Getting your personnel abreast with the latest advances in healthcare science and technology requires a continual training emphasis on medical research and evidence based knowledge, updating processes and procedures to new findings, statistics, and reports, and upgrading personnel’s skills related to operating new enhanced technology. There needs to be an added emphasis on compliance training for healthcare laws and regulations, patient and medical personnel safety, and ethical practices at workplace. Elearning and Instructional Strategies though generic in prescription require specific application and intervention to the Healthcare industry. Before we proceed, let’s quickly summarize the key features of the healthcare industry’s learning audience and training content.
A) HEALTHCARE ELEARNING AUDIENCE
The prime learning audience of the healthcare include patients, physicians, registered nurses, clinical and quality managers, and business executives. Let’s review the key audience characteristics of the healthcare training departments.
1) Medical Personnel
–Highly trained personnel, spend years training and updating knowledge and skills
–Feel a high need for corroborative evidence for new knowledge
–May not always have a cleanly allocated time for training
2) Patients
–Often, in the senior age group
–Deteriorating health and emotional circumstances
–Mixed socio-economic demographic composition
–Cognitive skills may be limited or compromised
B) HEALTHCARE ELEARNING CONTENT
The Healthcare industry’s training content has a few recurrent themes; listed here are a few.
1) Etiology-specific training
2) Compliance training for FDA regulations/Insurance laws
3) Continuing education for registered nurses
4) Infection control and safety related policies and procedures
5) Healthcare devices and product training
6) Patient care practices and procedures
How is creating elearning for healthcare sector different?
Instructional Design
Instructional design for healthcare requires a clear demarcation of concepts and procedures and test the instructional designers skills in tying them up in a coherent operational body of content. The instructional designer needs to create a sufficiently divergent range of examples to illustrate a concept and its application in procedures.

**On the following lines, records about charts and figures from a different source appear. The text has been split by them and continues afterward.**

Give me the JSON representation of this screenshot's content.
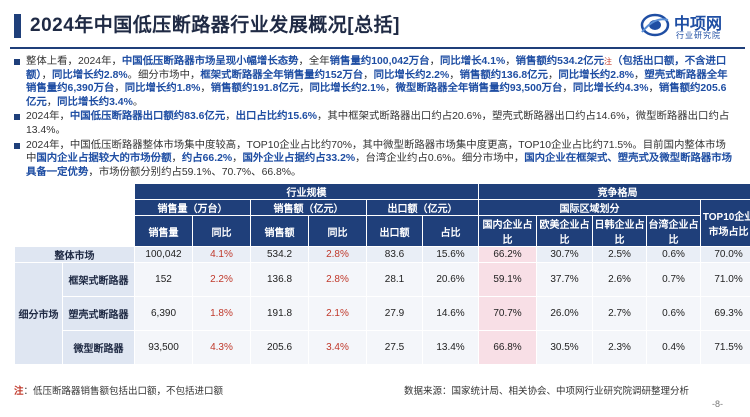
{
  "title": "2024年中国低压断路器行业发展概况[总括]",
  "logo": {
    "name": "中项网",
    "sub": "行业研究院"
  },
  "bullets": [
    {
      "segments": [
        {
          "t": "整体上看，2024年，",
          "hl": false
        },
        {
          "t": "中国低压断路器市场呈现小幅增长态势",
          "hl": true
        },
        {
          "t": "，全年",
          "hl": false
        },
        {
          "t": "销售量约100,042万台",
          "hl": true
        },
        {
          "t": "，",
          "hl": false
        },
        {
          "t": "同比增长4.1%",
          "hl": true
        },
        {
          "t": "，",
          "hl": false
        },
        {
          "t": "销售额约534.2亿元",
          "hl": true
        },
        {
          "t": "注",
          "sup": true
        },
        {
          "t": "（包括出口额，不含进口额）",
          "hl": true
        },
        {
          "t": "，",
          "hl": false
        },
        {
          "t": "同比增长约2.8%",
          "hl": true
        },
        {
          "t": "。细分市场中，",
          "hl": false
        },
        {
          "t": "框架式断路器全年销售量约152万台",
          "hl": true
        },
        {
          "t": "，",
          "hl": false
        },
        {
          "t": "同比增长约2.2%",
          "hl": true
        },
        {
          "t": "，",
          "hl": false
        },
        {
          "t": "销售额约136.8亿元",
          "hl": true
        },
        {
          "t": "，",
          "hl": false
        },
        {
          "t": "同比增长约2.8%",
          "hl": true
        },
        {
          "t": "，",
          "hl": false
        },
        {
          "t": "塑壳式断路器全年销售量约6,390万台",
          "hl": true
        },
        {
          "t": "，",
          "hl": false
        },
        {
          "t": "同比增长约1.8%",
          "hl": true
        },
        {
          "t": "，",
          "hl": false
        },
        {
          "t": "销售额约191.8亿元",
          "hl": true
        },
        {
          "t": "，",
          "hl": false
        },
        {
          "t": "同比增长约2.1%",
          "hl": true
        },
        {
          "t": "，",
          "hl": false
        },
        {
          "t": "微型断路器全年销售量约93,500万台",
          "hl": true
        },
        {
          "t": "，",
          "hl": false
        },
        {
          "t": "同比增长约4.3%",
          "hl": true
        },
        {
          "t": "，",
          "hl": false
        },
        {
          "t": "销售额约205.6亿元",
          "hl": true
        },
        {
          "t": "，",
          "hl": false
        },
        {
          "t": "同比增长约3.4%",
          "hl": true
        },
        {
          "t": "。",
          "hl": false
        }
      ]
    },
    {
      "segments": [
        {
          "t": "2024年，",
          "hl": false
        },
        {
          "t": "中国低压断路器出口额约83.6亿元",
          "hl": true
        },
        {
          "t": "，",
          "hl": false
        },
        {
          "t": "出口占比约15.6%",
          "hl": true
        },
        {
          "t": "，其中框架式断路器出口约占20.6%，塑壳式断路器出口约占14.6%，微型断路器出口约占13.4%。",
          "hl": false
        }
      ]
    },
    {
      "segments": [
        {
          "t": "2024年，中国低压断路器整体市场集中度较高，TOP10企业占比约70%，其中微型断路器市场集中度更高，TOP10企业占比约71.5%。目前国内整体市场中",
          "hl": false
        },
        {
          "t": "国内企业占据较大的市场份额",
          "hl": true
        },
        {
          "t": "，",
          "hl": false
        },
        {
          "t": "约占66.2%",
          "hl": true
        },
        {
          "t": "，",
          "hl": false
        },
        {
          "t": "国外企业占据约占33.2%",
          "hl": true
        },
        {
          "t": "，台湾企业约占0.6%。细分市场中，",
          "hl": false
        },
        {
          "t": "国内企业在框架式、塑壳式及微型断路器市场具备一定优势",
          "hl": true
        },
        {
          "t": "，市场份额分别约占59.1%、70.7%、66.8%。",
          "hl": false
        }
      ]
    }
  ],
  "table": {
    "group_headers": {
      "scale": "行业规模",
      "competition": "竞争格局",
      "region": "国际区域划分"
    },
    "sub_headers": {
      "sales_volume": "销售量（万台）",
      "sales_value": "销售额（亿元）",
      "export_value": "出口额（亿元）"
    },
    "col_headers": {
      "vol": "销售量",
      "vol_yoy": "同比",
      "val": "销售额",
      "val_yoy": "同比",
      "exp": "出口额",
      "exp_share": "占比",
      "domestic": "国内企业占比",
      "euro_us": "欧美企业占比",
      "jp_kr": "日韩企业占比",
      "taiwan": "台湾企业占比",
      "top10": "TOP10企业市场占比"
    },
    "total_row": {
      "label": "整体市场",
      "values": [
        "100,042",
        "4.1%",
        "534.2",
        "2.8%",
        "83.6",
        "15.6%",
        "66.2%",
        "30.7%",
        "2.5%",
        "0.6%",
        "70.0%"
      ]
    },
    "segment_label": "细分市场",
    "rows": [
      {
        "label": "框架式断路器",
        "values": [
          "152",
          "2.2%",
          "136.8",
          "2.8%",
          "28.1",
          "20.6%",
          "59.1%",
          "37.7%",
          "2.6%",
          "0.7%",
          "71.0%"
        ]
      },
      {
        "label": "塑壳式断路器",
        "values": [
          "6,390",
          "1.8%",
          "191.8",
          "2.1%",
          "27.9",
          "14.6%",
          "70.7%",
          "26.0%",
          "2.7%",
          "0.6%",
          "69.3%"
        ]
      },
      {
        "label": "微型断路器",
        "values": [
          "93,500",
          "4.3%",
          "205.6",
          "3.4%",
          "27.5",
          "13.4%",
          "66.8%",
          "30.5%",
          "2.3%",
          "0.4%",
          "71.5%"
        ]
      }
    ]
  },
  "note": {
    "prefix": "注",
    "text": "：低压断路器销售额包括出口额，不包括进口额"
  },
  "source": "数据来源：国家统计局、相关协会、中项网行业研究院调研整理分析",
  "page_number": "-8-",
  "colors": {
    "navy": "#1f3f7a",
    "highlight": "#1f4ea3",
    "red": "#c0392b",
    "pink": "#f8dfe6"
  }
}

All research-based knowledge needs to be supported by citations and evidence. In the ever-changing world of medical science, previously learned knowledge acts to interfere with new knowledge, practices, and procedures. The citations and references to the evidence are important aspects overcoming the retroactive interference caused by previous learning.

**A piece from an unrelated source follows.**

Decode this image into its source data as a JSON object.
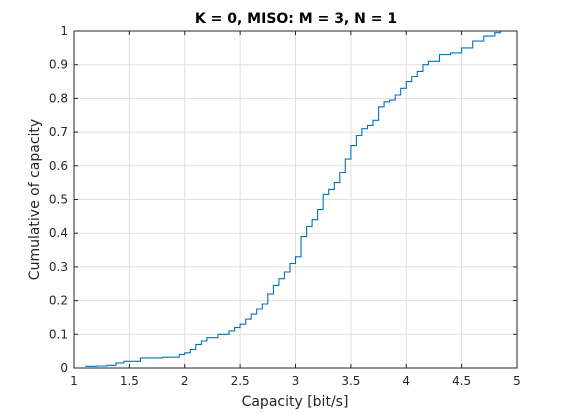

With life and death consequences, most healthcare instruction is mission critical and implies a high need to negatively reinforce incorrect responses. There has to be an added emphasis on avoiding confusing or unclear instructions; they might just result in unfavourable outcomes for patients.

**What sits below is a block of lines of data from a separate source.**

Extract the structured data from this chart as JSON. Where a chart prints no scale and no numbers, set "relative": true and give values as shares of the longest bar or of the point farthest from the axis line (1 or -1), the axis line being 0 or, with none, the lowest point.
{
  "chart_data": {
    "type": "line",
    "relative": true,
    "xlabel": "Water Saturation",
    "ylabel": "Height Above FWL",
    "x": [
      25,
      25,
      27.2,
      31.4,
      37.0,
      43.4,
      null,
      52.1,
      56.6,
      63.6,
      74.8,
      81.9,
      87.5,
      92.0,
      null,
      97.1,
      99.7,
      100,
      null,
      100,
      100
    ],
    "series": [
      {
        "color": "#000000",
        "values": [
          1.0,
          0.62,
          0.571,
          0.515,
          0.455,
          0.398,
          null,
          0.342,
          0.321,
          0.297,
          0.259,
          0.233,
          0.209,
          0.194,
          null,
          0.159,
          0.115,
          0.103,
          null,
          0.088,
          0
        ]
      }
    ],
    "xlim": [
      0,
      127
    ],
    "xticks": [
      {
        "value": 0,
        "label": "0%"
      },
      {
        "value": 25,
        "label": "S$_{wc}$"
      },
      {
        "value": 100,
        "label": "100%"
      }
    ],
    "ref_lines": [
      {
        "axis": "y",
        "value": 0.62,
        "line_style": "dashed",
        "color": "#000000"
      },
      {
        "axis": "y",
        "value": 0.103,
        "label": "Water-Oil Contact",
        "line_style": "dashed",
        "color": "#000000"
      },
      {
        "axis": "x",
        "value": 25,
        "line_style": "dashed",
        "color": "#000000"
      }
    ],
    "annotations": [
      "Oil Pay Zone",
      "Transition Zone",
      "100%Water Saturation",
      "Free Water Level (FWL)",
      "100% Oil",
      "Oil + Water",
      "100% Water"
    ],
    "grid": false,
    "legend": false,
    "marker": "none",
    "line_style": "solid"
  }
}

The instructional designers need to work with subject matter experts to achieve simple messages without compromising clarity; there’s always a high premium on accuracy in healthcare instruction.
Graphic Design
Healthcare elearning is often, graphic heavy and diagram oriented; Graphic designers must accentuate attention areas in graphic representation and avoid focus on details that hinder perception of attention areas. Stylization of graphics that focuses on contours results in better retention.
Interaction design
Elearning interactions for healthcare must be designed to allow learning by doing or problem solving; simulating procedures can enhance learner competence. Interaction design must allow decision making choices based on data available to the learner and provide feedback using authoritative and authentic sources. An elearning designer can exploit recurring themes as basis of interaction–themes such as medical record, laboratory, prescription, and treatment to rework the textbook-like content into an interactive theme with overtones of real-life application.
Feedback
Providing immediate reinforcement, both positive and negative is critical. The feedback in Healthcare interactions needs to be situation-and-problem specific; decision choices need to be probable actions phrased as plausible distracters; and consequences of actions need to be illustrated to reinforce the appropriate action. For example, when creating an interactive game for registered nurses, it is important to have a “Consult the Doctor” function; it enables you to restrict the scope of activities to safety first. A great premium is placed on the understanding that a nurse “must” consult the doctor to determine “critical” decisions. Also, it is important to incorporate diagnostics and have the learners respond to available evidence.
To conclude, instructional design and elearning development for the healthcare industry requires a greater awareness of the audience, the subject matter, and the environment for which the training is devised.